The South Korean and Chinese, especially Taiwan, experience of building a high quality education system with a range of science schools and science parks, and centres, using PPP mode, encouraged creativity, leading them to make breakthroughs in science and technology in their respective economies.
- The fact remains the rate of movement (economic growth) is too slow in Sri Lanka.
- Domestic power game in politics and confusion that it brings about to business community and lack of steady state of affairs, can bring about many distortions and disruptions to be entrapped in the middle-income level
- This transfer process would also involve a change in settlement pattern and demand for new housing areas, houses, utilities and road and transport, together with other social infrastructure (schools, hospitals, markets).

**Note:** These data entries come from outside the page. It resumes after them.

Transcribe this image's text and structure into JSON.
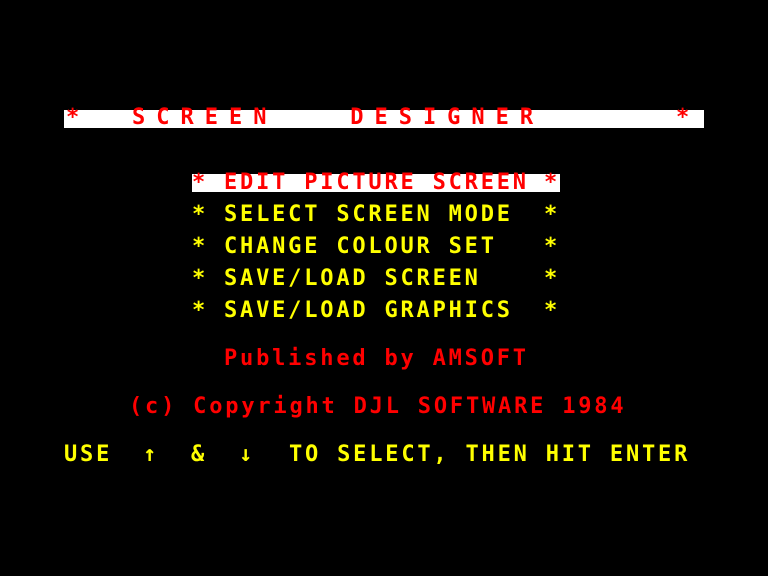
{
  "app": {
    "title": "SCREEN   DESIGNER",
    "title_star": "*"
  },
  "menu": {
    "selected_index": 0,
    "star": "*",
    "items": [
      {
        "label": "EDIT PICTURE SCREEN"
      },
      {
        "label": "SELECT SCREEN MODE"
      },
      {
        "label": "CHANGE COLOUR SET"
      },
      {
        "label": "SAVE/LOAD SCREEN"
      },
      {
        "label": "SAVE/LOAD GRAPHICS"
      }
    ]
  },
  "credits": {
    "publisher": "Published by AMSOFT",
    "copyright": "(c) Copyright DJL SOFTWARE 1984"
  },
  "instructions": {
    "use": "USE",
    "up_arrow": "↑",
    "and": "&",
    "down_arrow": "↓",
    "rest": "TO SELECT, THEN HIT ENTER"
  },
  "colors": {
    "background": "#000000",
    "title_text": "#ff0000",
    "highlight_bg": "#ffffff",
    "menu_text": "#ffff00",
    "credits_text": "#ff0000"
  }
}
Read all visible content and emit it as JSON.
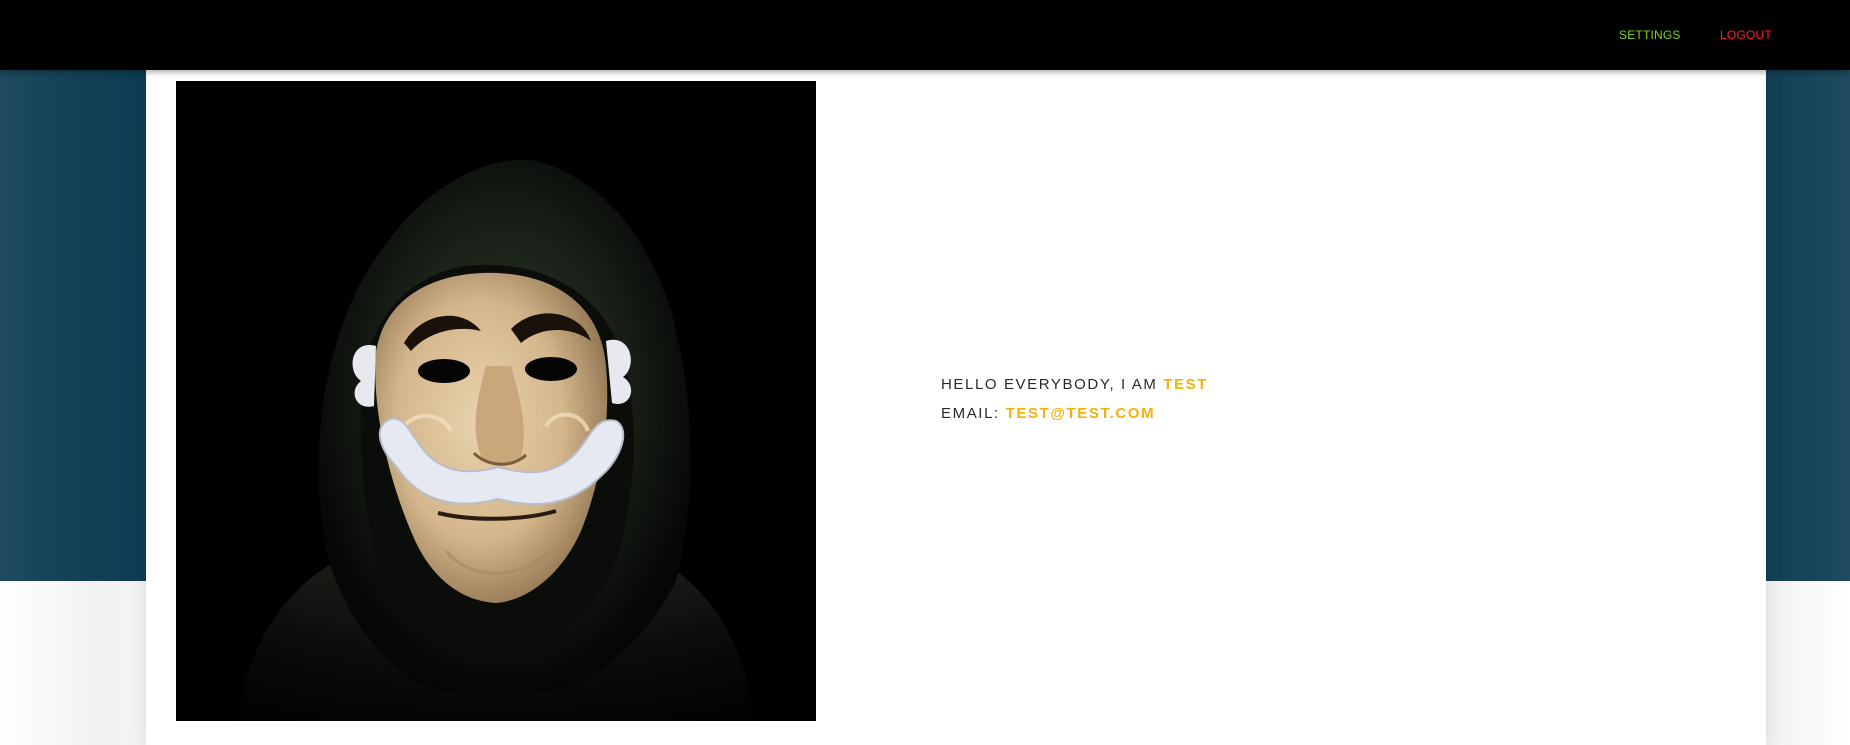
{
  "nav": {
    "settings_label": "SETTINGS",
    "logout_label": "LOGOUT"
  },
  "profile": {
    "greeting_prefix": "HELLO EVERYBODY, I AM",
    "name": "TEST",
    "email_label": "EMAIL:",
    "email": "TEST@TEST.COM"
  },
  "colors": {
    "navbar": "#000000",
    "hero": "#0f3c52",
    "accent": "#f5b10a",
    "settings": "#7ed321",
    "logout": "#ff1f1f"
  }
}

- As this transformation takes place, the structure of the economy’s output (GDP) and employment tends to change both in character and content, quantitatively and qualitatively.
This strategy of developing science and technology savvy entrepreneur class and an educated and Science exposed work force to match, remained the key bulwark, particularly for the South Korean economic success. This led to South Korea gaining competency in cost-advantage in manufacturing of a range of sophisticated products- from ships, trucks, autos and consumer electronics-for far-flung export markets, thus gaining a competitive edge over foreign competitors-more importantly an international image of quality production.
Thus the South Korean example of a traditional agrarian economy taking up science and technology strategies seriously for development was the key factor to note here.
The active part played by ex-army officers in developing private sector enterprises (Family businesses) must also be recognised as an endogenous Korean factor within the Korean development strategy.
The prevailing conflict condition between North and South Koreas had not detered the pace of rapid development in South Korea. But on the contrary, the conflict appeared to have acted as a stimulant and a compelling force-not merely to survive but also to effect a massive civilian advancement and development, to outshine the dragging conflict.
This provides a powerful message to others in similar predicament. The Sri Lankans, can read a lot into the economic histories of these of these nations, which have successfully overcome the middle-income trap (MIT).